Evil thoughts aren't a good thing, but we can use them to discover the freedom and conversion that God wants to give us.


ben in denver said...

This is a beautiful meditation. One of my favorite elements of the life of St. Francis was his desire to die naked on the ground. I like this episode so much because it illustrates in a very profound way the desire of St. Francis to completely overcome his own ego and truly return to the dust from which he came. It is representative of his love for his state as a creature of God totally dependent on Him.
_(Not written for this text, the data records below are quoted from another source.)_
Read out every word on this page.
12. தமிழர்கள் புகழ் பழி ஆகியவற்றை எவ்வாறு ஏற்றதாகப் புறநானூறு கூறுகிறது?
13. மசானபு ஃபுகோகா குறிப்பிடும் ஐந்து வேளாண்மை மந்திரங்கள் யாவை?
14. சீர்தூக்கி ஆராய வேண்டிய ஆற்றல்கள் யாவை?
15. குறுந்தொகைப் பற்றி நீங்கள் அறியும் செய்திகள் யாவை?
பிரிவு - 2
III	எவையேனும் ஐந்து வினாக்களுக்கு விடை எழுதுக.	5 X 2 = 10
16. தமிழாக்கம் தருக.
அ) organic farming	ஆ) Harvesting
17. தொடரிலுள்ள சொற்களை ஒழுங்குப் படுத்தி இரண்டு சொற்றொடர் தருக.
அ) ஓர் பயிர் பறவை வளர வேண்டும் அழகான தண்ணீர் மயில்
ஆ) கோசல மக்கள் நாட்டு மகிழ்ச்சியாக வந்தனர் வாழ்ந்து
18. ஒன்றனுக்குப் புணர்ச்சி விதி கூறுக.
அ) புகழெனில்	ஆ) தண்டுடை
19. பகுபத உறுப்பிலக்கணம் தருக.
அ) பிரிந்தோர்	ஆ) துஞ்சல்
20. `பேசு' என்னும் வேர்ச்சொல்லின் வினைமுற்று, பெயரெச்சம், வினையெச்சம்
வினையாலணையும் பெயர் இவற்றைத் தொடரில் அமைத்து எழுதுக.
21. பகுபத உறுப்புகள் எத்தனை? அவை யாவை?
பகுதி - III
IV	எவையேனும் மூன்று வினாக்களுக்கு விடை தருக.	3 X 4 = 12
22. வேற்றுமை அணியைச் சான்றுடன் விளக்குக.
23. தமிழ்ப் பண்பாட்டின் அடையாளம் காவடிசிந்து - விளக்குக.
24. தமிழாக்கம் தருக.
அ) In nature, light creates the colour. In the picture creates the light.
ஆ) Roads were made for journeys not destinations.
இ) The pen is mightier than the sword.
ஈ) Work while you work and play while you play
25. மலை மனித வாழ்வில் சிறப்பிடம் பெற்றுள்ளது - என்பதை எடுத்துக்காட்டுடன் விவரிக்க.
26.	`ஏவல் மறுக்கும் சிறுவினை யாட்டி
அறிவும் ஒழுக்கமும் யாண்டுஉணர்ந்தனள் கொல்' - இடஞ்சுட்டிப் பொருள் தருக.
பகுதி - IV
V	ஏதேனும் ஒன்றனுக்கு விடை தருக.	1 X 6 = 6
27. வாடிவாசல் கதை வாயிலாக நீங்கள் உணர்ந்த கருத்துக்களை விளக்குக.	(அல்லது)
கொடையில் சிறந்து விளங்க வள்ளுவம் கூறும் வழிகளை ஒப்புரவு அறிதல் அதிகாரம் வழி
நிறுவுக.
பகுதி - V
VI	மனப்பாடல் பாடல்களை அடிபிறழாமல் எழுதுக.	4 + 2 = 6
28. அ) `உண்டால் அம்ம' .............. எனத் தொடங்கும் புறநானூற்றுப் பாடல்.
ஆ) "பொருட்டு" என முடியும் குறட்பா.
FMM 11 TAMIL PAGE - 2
Prior to my conversion I studied many other religious traditions. I find the buddhist concept of detachment, which leads to nirvana very similar to some forms of christian mysticism in many ways, but also fundamentally different in important ways. When Buddha discusses "changing the peg", replacing a negative thought with a positive one, the Christian should be mindful that the positive thought is the one from the mind of Christ--it is something specific, not necessarily something restful or pleasing. So there is, I think, a very real sense of the christian "changing of the peg" that is cooperating with the grace of baptism and a real putting-on of Christ.

It seems to me that buddhist detachment and the spritual state that it leads to aims at being a detachment for creation itself, where one is not merely detached form the selfish ego, but also from the whole of creation with nirvana being the restfulness of the void. The christian, on the other hand, puts on Christ, and is able there by to detach from his own ego though love. However, unlike in buddhist detachment where the practioner is also detached from the whole of creation, the believer in love with Christ, is drawn away from sin and tepmtation and thus into a closer and more loving relationship with his fellow men and the rest of creation. It seems to me that the Chirstian detatched from sin, who has put an christ becomes more fully a man and more fully himself, and this is something I do not see in buddhism.

"For he that will save his life, shall lose it: and he that shall lose his life for my sake, shall find it"

Portiuncula said...

How can anyone expect to become holy if we run away from the fire with fear and trembling?

We must face our deamons straight on and constantly exercise placing these unwarranted thoughts under the "Cloud of Forgetting." In other words, as we work to rid our minds of these thoughts, we grow ever stronger in our ability to rid our minds of these thoughts, until God Himself rids our minds of these thoughts.